Mientras todos iban arriba y abajo, haciendo preguntas y buscando pistas, yo decidí vigilar al cocinero y averiguar qué se traía entre manos. A partir de ese momento, debía ser su sombra, pero él no debía sospechar nada. Debía ser discreto y pasar desapercibido, sin que él supiera que estaba atento a sus tejemanejes.

- Flanaghan, ¿qué haces aquí?
- Vaya, vaya, mi colega Frank Candles en persona. ¿No deberías estar buscando pistas por ahí?
- Vamos, Flanaghan, tú y yo sabemos que aquí se está cociendo algo, y que eso es siempre  cosa del fogones. Estoy aquí para vigilarle, igual que tú.
- Muy bien, Candles, pero que no nos vea juntos y no te busques la misma tapadera que yo, no vaya a sospechar.
- Bien.
- Bien.


Busqué una excusa para que mi presencia a escasos metros del interfecto no resultara sospechosa, y, fingiendo quedarme traspuesto tras la comida, escuché atentamente todo lo que maquinaba el cocinero. Estaba claro que era el que manejaba el cotarro. Un comentario por aquí, una respuesta por allá... Pronto todo el mundo bailaba al son que él tocaba. Pero no todos supieron desentrañar aquel misterio. Y ahí fue cuando decidí abandonar mi tapadera y hacerle cantar.

- Eh, tú, el de rosa. Te he estado observando. Sé lo que tramas.
- No me toques las narices Flanaghan - dijo él mientras se sacaba una brizna de hierba de entre los dientes con gesto avieso. - Llegas muy tarde. Ya han averiguado lo que ha pasado.
- Vaya, veo que conoces mi nombre. - respondí mientras comprobaba que mi arma seguía en su sitio habitual. - y dime, ¿quién lo ha descubierto esta vez? ¿Sherlock Ardanuy? ¿Hércules Saguardia?
- No tienes ni idea ¿verdad, Flanaghan? Todos vosotros os estáis haciendo viejos, asúmelo. Han sido ellos. -dijo señalando a lo que me había parecido una simple banda de advenedizos.- Sangre nueva, Flanaghan, sangre nueva.
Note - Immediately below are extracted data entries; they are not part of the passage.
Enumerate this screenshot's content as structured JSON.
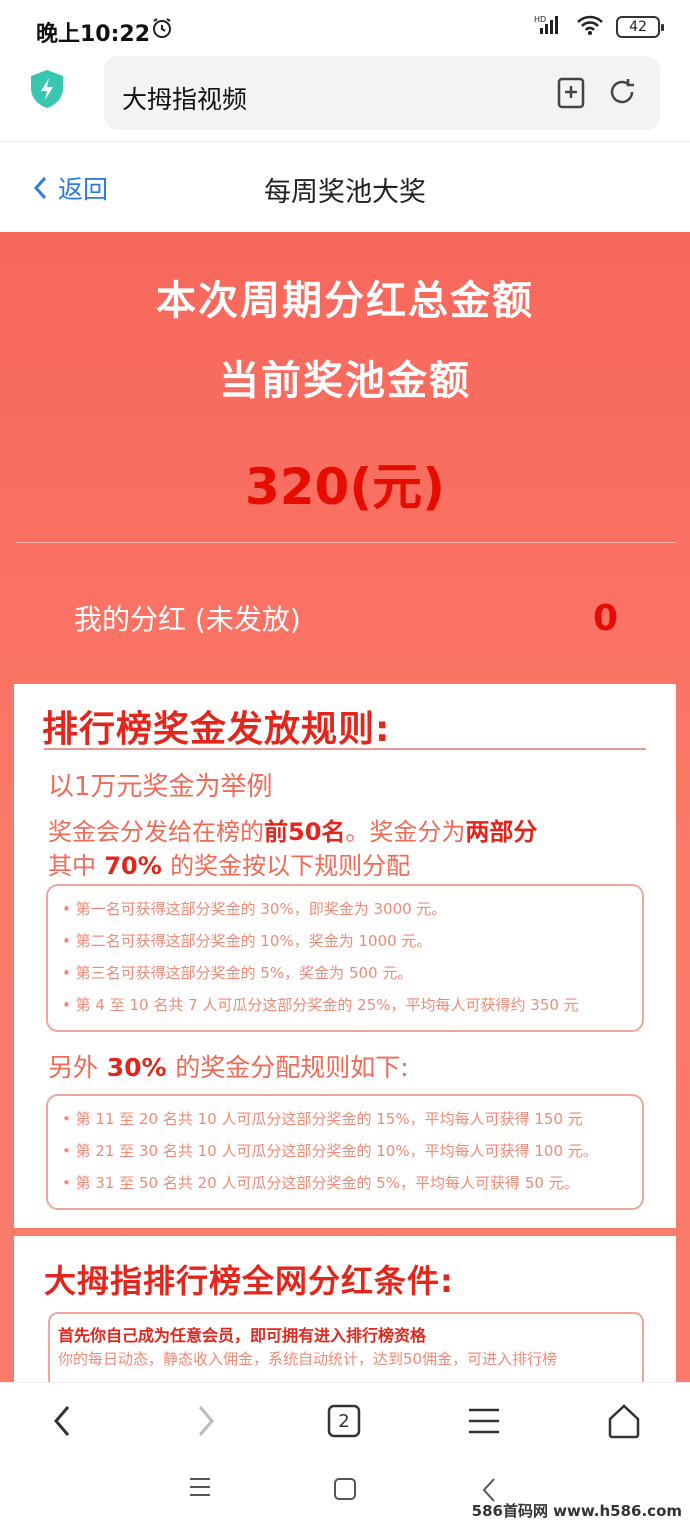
{
  "status": {
    "time": "晚上10:22",
    "battery": "42",
    "network": "HD"
  },
  "browser": {
    "url_title": "大拇指视频"
  },
  "header": {
    "back_label": "返回",
    "title": "每周奖池大奖"
  },
  "hero": {
    "line1": "本次周期分红总金额",
    "line2": "当前奖池金额",
    "amount": "320(元)",
    "my_dividend_label": "我的分红 (未发放)",
    "my_dividend_value": "0"
  },
  "rules": {
    "title": "排行榜奖金发放规则:",
    "example": "以1万元奖金为举例",
    "line2_a": "奖金会分发给在榜的",
    "line2_b": "前50名",
    "line2_c": "。奖金分为",
    "line2_d": "两部分",
    "line3_a": "其中",
    "line3_b": " 70% ",
    "line3_c": "的奖金按以下规则分配",
    "part1": [
      "• 第一名可获得这部分奖金的 30%，即奖金为 3000 元。",
      "• 第二名可获得这部分奖金的 10%，奖金为 1000 元。",
      "• 第三名可获得这部分奖金的 5%，奖金为 500 元。",
      "• 第 4 至 10 名共 7 人可瓜分这部分奖金的 25%，平均每人可获得约 350 元"
    ],
    "other_a": "另外",
    "other_b": " 30% ",
    "other_c": "的奖金分配规则如下:",
    "part2": [
      "• 第 11 至 20 名共 10 人可瓜分这部分奖金的 15%，平均每人可获得 150 元",
      "• 第 21 至 30 名共 10 人可瓜分这部分奖金的 10%，平均每人可获得 100 元。",
      "• 第 31 至 50 名共 20 人可瓜分这部分奖金的 5%，平均每人可获得 50 元。"
    ]
  },
  "conditions": {
    "title": "大拇指排行榜全网分红条件:",
    "line1": "首先你自己成为任意会员，即可拥有进入排行榜资格",
    "line2": "你的每日动态，静态收入佣金，系统自动统计，达到50佣金，可进入排行榜"
  },
  "bottom_nav": {
    "tabs_count": "2"
  },
  "watermark": "586首码网 www.h586.com",
  "colors": {
    "accent_red": "#e3261c",
    "hero_bg": "#f7675c",
    "link_blue": "#2c7be5"
  }
}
- Vaya, parece que entonces llego tarde. ¿Qué fue lo que pasó al final?
- Le metieron un puñal en el pecho. Era el puñal de Antonio de Proaño.
- ¿Y ese quién es?
- Un fulano que va por ahí largando no sé qué sobre derrocar a la nobleza y el reparto de espadas mojadas. ¿Te lo puedes creer?
- ¿Y es por eso por lo que le dio pasaporte a Lasso?
- No, era su cuchillo, pero no era él quien lo empuñaba.
- ¿El administrador, entonces?
- No, ese tenía coartada. Tres coartadas, que ya quisieras para ti. Bueno, o tal vez no. Líos de faldas, ya sabes.
- Estamos en el siglo XIII. Todos llevamos faldas. Y tú hasta vas de rosa.
- Ya sabes a qué me refiero, Flanaghan, no me provoques. Y no fue él, fue el castellano.
- ¿Le han trincado?
- No, que va. El castellano no debe ser demasiado listo, cuando le apuñaló, el tipo ya había palmado hacía rato. Veneno. En el vino con el que le recibieron.
- Vaya, ya decía yo que la criada me parecía sospechosa.
- No seas inocente, Flanaghan. La criada no era más que un peón. Fue la señora la que lo orquestó todo.
- ¿Leonor? Joder, uno ya no puede fiarse ni de la nobleza.
- Y que lo digas, Flanaghan. Y que lo digas.
- ...
- ...
- Oye ¿de verdad eres cocinero?
- Sí que lo soy. ¿Por qué lo preguntas? ¿Algún problema?
- No, sólo quería saber a qué hora se cena.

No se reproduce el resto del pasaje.